Trump begründete seine Entscheidung mit dem anhaltenden Grönland-Konflikt und setzte damit neue Akzente in den transatlantischen Handelsbeziehungen. Ab dem 1. Februar werden demnach Zölle in Höhe von 10 Prozent auf Waren erhoben, die in die USA exportiert werden; dieser Satz soll ab dem 1. Juni auf 25 Prozent ansteigen. Die Ankündigung erfolgte über Trumps Account auf der Plattform Truth Social und trifft mit ihrer Strenge den europäischen Handelssektor empfindlich.
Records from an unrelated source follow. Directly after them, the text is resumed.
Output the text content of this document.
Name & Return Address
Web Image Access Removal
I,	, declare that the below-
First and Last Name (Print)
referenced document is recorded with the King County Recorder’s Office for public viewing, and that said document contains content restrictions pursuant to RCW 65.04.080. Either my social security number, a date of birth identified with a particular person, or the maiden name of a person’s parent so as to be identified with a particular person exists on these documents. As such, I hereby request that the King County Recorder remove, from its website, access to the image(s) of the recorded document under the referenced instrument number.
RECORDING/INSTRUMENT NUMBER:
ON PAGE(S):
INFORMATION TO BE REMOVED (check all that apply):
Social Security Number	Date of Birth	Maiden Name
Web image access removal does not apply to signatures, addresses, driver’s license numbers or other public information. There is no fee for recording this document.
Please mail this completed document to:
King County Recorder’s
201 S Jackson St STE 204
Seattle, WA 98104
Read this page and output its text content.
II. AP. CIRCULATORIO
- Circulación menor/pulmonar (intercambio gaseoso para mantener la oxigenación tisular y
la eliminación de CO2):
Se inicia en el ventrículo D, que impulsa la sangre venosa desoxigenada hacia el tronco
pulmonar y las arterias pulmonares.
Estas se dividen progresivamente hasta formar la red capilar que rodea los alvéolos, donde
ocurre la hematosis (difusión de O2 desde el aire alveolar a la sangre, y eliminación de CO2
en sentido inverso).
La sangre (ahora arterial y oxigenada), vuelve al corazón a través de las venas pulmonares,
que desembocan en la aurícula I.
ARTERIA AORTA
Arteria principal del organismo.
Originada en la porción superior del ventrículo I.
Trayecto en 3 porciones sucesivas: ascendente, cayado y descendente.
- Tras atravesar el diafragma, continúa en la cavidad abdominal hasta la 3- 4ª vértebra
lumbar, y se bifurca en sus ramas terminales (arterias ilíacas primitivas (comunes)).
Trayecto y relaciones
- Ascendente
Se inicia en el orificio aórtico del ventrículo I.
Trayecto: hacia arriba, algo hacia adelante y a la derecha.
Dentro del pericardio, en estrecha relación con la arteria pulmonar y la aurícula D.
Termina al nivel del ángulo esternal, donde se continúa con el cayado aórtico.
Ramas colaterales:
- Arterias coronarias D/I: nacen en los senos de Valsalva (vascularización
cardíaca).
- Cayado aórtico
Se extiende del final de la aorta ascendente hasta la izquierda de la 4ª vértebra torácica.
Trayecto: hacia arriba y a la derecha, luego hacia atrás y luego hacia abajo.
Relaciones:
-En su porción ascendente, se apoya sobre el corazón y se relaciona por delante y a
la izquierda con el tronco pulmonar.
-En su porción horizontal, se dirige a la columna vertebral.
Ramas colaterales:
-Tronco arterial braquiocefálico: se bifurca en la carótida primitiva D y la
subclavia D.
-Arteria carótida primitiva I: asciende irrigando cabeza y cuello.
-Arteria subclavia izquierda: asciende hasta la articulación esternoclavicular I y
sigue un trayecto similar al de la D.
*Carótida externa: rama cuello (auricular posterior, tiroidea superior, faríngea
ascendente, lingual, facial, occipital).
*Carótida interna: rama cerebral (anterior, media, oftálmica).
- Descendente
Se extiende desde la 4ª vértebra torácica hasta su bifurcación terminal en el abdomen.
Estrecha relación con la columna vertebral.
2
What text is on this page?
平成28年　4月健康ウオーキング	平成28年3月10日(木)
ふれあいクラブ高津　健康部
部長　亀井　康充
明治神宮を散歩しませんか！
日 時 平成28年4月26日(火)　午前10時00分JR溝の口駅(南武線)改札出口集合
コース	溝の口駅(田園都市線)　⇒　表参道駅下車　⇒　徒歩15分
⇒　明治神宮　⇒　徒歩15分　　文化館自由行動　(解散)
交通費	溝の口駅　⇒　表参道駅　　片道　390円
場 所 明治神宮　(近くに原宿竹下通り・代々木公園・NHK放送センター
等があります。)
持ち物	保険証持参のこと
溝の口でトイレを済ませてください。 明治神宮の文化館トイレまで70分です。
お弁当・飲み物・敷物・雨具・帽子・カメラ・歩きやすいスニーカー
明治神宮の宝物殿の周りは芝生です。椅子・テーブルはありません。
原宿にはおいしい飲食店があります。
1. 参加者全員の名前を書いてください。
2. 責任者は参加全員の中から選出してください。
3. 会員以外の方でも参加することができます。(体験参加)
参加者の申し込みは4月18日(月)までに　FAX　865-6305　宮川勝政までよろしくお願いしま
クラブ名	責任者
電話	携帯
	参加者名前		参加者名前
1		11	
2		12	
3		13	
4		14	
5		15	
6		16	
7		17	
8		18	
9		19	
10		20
In einem flüchtigen Versuch, die anfänglichen Verluste wettzumachen, gelang dem Dax zwar ein leichtes Comeback, doch die Unsicherheiten über die zukünftigen Handelsbedingungen scheinen den Erholungsversuch schnell ausgebremst zu haben. Die Marktteilnehmer beobachten nun mit angehaltenem Atem die weitere Entwicklung und die möglichen Gegenmaßnahmen der betroffenen Länder.